Liderler, yalnızca hata yapan elemanlarını eleştirmekle bir yere varamayacaklarını anlamalı. Olumlu katkıda bulunan, çalışan insanların cesaretlendirilmesi çok önemli. Hata yapmadan öğrenilemeyeceğini, (ancak aynı hatanın yinelenmemesi gerektiğini) vurgulamadan büyük şirket olmak mümkün değil. Bu yüzden kuruluşların “akıllı” hataları cezalandırmaması, hatta kurumu ileri taşıyacak öğretici yanlışlar yapmayı kurum kültürüne işlemesi gerekiyor.
Nörotik sahtekârlarla nasıl başa çıkılır?

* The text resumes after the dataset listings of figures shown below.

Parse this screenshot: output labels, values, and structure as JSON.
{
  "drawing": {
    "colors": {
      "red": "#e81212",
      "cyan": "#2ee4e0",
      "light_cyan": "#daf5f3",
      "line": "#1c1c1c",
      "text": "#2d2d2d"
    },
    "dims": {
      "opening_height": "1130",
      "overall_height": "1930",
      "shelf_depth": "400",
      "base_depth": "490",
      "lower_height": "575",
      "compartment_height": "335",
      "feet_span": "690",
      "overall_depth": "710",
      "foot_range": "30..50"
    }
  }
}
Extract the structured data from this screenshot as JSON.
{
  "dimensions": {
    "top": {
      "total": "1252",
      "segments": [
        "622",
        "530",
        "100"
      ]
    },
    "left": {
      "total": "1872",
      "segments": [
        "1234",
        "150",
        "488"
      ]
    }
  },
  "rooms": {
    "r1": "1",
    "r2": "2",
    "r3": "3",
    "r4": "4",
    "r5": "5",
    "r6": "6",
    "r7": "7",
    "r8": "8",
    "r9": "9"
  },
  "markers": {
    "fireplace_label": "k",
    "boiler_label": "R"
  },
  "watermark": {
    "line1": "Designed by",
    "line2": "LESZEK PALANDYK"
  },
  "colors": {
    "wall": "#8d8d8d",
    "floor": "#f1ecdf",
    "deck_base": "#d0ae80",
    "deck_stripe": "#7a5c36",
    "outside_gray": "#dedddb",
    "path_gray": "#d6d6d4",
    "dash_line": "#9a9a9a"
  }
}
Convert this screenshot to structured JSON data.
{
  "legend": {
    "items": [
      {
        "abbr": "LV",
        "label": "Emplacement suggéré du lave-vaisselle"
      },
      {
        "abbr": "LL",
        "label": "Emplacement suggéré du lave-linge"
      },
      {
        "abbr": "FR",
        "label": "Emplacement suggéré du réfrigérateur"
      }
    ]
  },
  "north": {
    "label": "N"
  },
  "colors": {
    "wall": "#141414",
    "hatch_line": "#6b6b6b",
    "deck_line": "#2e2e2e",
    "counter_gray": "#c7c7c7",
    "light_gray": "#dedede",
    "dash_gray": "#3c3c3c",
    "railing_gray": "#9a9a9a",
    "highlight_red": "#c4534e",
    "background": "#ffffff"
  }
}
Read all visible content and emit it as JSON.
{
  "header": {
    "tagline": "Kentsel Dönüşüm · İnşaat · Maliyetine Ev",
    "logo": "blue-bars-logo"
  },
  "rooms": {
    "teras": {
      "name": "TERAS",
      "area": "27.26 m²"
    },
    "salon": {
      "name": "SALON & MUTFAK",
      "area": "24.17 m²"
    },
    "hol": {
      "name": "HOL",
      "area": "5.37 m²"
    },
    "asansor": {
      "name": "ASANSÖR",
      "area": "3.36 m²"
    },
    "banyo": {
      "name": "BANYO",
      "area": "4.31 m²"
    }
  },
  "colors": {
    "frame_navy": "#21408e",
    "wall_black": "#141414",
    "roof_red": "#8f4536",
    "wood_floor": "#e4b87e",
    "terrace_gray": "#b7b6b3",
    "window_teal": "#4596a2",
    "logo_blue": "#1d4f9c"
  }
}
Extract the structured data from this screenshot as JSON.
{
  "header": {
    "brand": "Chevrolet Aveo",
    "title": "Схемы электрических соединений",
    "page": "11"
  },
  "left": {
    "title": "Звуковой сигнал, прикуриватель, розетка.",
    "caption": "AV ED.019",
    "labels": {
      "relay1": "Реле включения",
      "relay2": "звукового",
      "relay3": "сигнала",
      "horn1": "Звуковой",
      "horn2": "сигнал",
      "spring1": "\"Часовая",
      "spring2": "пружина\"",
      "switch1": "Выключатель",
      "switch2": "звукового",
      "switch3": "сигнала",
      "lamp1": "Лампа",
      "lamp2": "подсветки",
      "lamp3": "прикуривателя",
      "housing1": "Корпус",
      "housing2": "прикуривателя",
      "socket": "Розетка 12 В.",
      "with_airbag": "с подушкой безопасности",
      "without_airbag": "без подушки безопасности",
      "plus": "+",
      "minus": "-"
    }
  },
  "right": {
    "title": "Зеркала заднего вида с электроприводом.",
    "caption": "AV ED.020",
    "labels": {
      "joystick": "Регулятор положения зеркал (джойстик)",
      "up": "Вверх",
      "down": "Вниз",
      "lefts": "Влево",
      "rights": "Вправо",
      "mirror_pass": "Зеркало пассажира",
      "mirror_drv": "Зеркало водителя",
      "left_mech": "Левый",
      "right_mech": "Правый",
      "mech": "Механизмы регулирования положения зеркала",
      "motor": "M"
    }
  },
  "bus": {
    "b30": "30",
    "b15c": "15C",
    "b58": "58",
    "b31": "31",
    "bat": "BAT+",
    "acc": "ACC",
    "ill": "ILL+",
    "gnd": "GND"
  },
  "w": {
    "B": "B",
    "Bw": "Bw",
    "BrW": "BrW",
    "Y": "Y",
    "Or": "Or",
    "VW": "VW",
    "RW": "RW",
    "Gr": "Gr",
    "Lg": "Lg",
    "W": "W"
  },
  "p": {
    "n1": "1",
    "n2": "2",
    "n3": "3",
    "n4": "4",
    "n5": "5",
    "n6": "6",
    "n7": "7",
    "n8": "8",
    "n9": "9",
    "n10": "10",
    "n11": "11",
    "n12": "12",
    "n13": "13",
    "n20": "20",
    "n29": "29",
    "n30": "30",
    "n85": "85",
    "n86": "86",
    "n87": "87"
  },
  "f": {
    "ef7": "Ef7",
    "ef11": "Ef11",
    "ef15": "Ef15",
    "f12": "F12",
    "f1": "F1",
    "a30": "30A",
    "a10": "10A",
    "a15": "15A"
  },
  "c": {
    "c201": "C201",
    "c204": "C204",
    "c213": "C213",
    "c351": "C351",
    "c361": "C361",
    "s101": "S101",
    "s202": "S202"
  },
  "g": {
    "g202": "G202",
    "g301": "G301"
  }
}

Her şirkette ve her kademede kendi başarısını hak etmediğini düşünen elemanlara rastlamak mümkün. Bu insanlar kaygı içinde yaşarlarken, çevrelerine de hayatı zindan ediyorlar. Onları anlamak ve başa çıkmak için bazı ipuçları:
1. Nörotik sahtekârlar, kendilerine erişilmez hedefler koyar. İşleri ve özel yaşamları arasında bir denge kurmak için en küçük bir çaba bile sarf etmezler.
2. Kendilerine zarar veren bir tavır içine girerler. İşleri sürüncemede bırakırlar, hırpalayıcı olurlar ve işlerini başkalarına delege edemezler.
3. Dinleme becerileri zayıftır. Birebir insan ilişkilerinde başarılı yöneticiler olamazlar, bu yüzden şirket çalışanlarında moral bozukluğu yaratırlar.
4. Üst düzey yöneticiler, başarı konusunda takıntılı ve kaygılı yaklaşımın, kişinin kariyerine yıkıcı bir etki yapacağını anlatmalı.
5. Nörotik sahtekârlar, eleştirmenin bir sorumluluğu olduğunu öğrenmek zorundadır.
6. Bir işe yeni başlayanlar, kendi performanslarını yıllardır aynı işi yapan meslektaşlarıyla kıyaslamamalıdır. Bu tür bir kıyaslama gerçekçi olamayacaktır. Üstelik, kendilerine haksızlık yapacaklardır.
7. Tüm çalışanlar bazı hataların kaçınılmaz olduğunu anlamak zorundadır.